11.群馬の森へ(2月12日)
内心,もう蝶の観察はいいか,という気分になっていたが,予定は予定。朝から『群馬の森』に向かった。北伯群馬県人会が,県議会議員を通じて県の協力と県民の募金を受け,540haの原生林を買い上げ,手付かずの状態で残すことにした林である。その一角には,宿泊も可能な施設が作られており,管理人に挨拶して林に入る。午前中,広場のある場所の周辺を歩くが,あまり蝶は現れず,時折モルフォチョウが翅をきらめかせて飛ぶのを見るのみ。ビデオに収めようとするが,広場の中をランダムに飛ぶのでなかなか難しい。昼食後,少し離れた場所に入ろうとするが,雨が降り止まず,4時近くになり,今日はこれまでということになった。天気さえ良ければ良い場所だったかも知れないが,結局大した成果はなかった。まあ,ちょうど良い骨休めになったようだ。
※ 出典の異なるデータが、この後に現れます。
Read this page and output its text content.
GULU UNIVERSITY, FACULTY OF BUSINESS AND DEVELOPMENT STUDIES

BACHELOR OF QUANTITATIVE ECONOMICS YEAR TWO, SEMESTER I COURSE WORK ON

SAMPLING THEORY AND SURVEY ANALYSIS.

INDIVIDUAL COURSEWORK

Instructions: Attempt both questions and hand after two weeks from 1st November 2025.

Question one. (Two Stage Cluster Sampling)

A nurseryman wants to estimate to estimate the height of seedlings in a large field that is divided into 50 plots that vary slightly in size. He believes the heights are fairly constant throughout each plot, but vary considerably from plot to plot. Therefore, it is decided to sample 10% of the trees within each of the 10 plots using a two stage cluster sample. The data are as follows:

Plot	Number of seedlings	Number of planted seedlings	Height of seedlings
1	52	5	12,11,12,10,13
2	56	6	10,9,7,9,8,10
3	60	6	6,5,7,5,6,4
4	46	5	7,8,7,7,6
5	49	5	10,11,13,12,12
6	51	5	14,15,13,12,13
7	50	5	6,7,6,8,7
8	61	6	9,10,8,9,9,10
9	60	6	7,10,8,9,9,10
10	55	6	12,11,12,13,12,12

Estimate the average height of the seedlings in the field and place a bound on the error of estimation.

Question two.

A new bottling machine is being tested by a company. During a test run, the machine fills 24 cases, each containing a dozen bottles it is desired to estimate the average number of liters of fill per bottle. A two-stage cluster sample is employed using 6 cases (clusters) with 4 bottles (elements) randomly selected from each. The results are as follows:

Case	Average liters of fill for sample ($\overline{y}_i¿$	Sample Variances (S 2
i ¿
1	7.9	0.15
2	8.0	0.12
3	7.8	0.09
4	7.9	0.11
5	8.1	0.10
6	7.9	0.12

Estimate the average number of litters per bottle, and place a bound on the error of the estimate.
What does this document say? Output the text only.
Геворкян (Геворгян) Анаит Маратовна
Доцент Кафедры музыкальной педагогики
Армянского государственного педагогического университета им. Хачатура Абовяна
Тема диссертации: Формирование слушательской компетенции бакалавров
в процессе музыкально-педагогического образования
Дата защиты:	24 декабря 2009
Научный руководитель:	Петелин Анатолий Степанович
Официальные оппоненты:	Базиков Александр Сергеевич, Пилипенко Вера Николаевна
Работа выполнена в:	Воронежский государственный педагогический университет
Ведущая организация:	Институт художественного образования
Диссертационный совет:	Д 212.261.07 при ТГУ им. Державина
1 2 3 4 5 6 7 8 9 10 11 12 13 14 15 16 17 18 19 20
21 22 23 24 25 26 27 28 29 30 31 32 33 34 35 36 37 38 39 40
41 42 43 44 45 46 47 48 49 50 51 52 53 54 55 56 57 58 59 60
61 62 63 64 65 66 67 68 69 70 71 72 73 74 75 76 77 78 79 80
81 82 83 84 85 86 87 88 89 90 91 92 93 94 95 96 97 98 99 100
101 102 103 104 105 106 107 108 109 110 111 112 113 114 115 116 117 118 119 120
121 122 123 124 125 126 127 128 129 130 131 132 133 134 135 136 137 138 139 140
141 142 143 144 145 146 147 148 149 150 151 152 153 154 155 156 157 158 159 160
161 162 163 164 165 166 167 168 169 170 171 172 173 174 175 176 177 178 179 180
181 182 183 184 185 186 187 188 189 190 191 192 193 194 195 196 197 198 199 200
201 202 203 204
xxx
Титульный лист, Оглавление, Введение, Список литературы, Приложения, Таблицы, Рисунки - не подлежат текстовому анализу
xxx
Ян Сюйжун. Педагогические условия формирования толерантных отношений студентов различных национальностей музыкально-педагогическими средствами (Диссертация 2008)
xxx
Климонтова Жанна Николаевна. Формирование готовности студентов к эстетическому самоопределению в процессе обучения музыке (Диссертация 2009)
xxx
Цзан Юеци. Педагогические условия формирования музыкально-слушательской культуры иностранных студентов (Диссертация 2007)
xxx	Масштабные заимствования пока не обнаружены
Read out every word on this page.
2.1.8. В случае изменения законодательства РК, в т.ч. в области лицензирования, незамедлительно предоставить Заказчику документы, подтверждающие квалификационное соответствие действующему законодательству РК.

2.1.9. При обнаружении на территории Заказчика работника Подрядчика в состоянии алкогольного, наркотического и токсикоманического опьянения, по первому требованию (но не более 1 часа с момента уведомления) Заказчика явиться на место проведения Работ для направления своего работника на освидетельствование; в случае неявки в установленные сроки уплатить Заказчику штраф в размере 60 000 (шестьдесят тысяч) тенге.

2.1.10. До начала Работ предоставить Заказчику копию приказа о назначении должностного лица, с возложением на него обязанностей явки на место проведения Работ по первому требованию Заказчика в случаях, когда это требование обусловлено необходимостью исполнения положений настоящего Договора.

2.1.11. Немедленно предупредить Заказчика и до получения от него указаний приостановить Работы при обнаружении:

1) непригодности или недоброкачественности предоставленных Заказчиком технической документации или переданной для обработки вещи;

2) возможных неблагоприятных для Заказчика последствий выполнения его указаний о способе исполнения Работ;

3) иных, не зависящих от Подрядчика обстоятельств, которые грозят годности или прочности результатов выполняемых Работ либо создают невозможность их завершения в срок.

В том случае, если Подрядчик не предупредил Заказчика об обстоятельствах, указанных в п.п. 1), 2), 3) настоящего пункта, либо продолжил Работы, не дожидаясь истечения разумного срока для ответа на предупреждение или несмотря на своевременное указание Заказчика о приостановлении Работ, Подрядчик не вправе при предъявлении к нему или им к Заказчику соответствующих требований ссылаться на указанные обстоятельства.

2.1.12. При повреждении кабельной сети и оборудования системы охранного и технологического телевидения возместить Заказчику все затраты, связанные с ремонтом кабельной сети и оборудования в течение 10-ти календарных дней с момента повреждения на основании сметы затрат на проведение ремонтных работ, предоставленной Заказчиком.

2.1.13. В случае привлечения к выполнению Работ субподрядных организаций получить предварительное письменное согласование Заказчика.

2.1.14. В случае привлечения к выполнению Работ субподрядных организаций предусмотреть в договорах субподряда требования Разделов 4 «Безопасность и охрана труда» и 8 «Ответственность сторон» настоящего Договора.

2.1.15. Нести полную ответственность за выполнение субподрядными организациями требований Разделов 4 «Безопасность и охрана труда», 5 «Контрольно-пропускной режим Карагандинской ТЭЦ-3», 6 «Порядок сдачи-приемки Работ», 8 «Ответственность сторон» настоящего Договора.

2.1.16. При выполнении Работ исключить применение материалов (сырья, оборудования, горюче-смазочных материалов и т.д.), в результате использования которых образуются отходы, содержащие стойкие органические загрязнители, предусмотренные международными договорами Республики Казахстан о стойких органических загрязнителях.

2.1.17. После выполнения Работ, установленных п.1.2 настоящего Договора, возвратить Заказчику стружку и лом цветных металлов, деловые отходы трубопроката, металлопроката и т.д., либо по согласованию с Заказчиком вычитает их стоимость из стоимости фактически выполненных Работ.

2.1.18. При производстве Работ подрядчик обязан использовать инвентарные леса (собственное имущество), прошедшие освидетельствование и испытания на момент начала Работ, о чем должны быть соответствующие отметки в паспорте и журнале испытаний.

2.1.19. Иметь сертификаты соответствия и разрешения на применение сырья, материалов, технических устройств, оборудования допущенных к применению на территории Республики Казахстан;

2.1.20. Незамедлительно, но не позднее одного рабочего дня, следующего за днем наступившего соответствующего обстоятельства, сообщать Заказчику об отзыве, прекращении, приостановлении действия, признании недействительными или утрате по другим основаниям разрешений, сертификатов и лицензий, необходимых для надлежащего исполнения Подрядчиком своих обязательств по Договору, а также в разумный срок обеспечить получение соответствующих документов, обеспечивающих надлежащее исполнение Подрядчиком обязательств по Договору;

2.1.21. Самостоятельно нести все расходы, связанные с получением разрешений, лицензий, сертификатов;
『群馬の森』の立派な施設を維持・管理して行くため,一角でコショウの栽培を行い,独自に収益を上げることを考えているそうだ。しかし,コショウの栽培は連作が効かず,大体5年がせいぜいだという。その先,どのようにして管理費を捻出するかは未定だという。このようなナショナルトラスト運動を県単位で企画・実行できたことは実にユニークな試みであるが,それを維持するために募金を継続するというわけにも行くまい。継続して行くことそれ自体で意味があることであり,今後の事業展開を見守りたい。
元気のある二人は外に食事に出掛け,私はあまり余分なエネルギーを費やしたくなかったので,ホテルのレストランで済ます。メニューがポルトガル語で,何も分からなかったが,適当に頼んだら野菜サラダ,鳥雑炊,鳥肉料理が出てきた。マレーシアなどの東南アジアでこれをやると,めちゃくちゃに辛いものなどが出てきてしまうこともあるが,幸いうまく行った。ブラジルは,日本人,日系人が多いこともあり,日本料理の素材はかなり手に入りやすく,日本料理店も多いという。また,日本料理でなくても,ブラジル料理はかなり日本人の口に合うものが多いとのことである。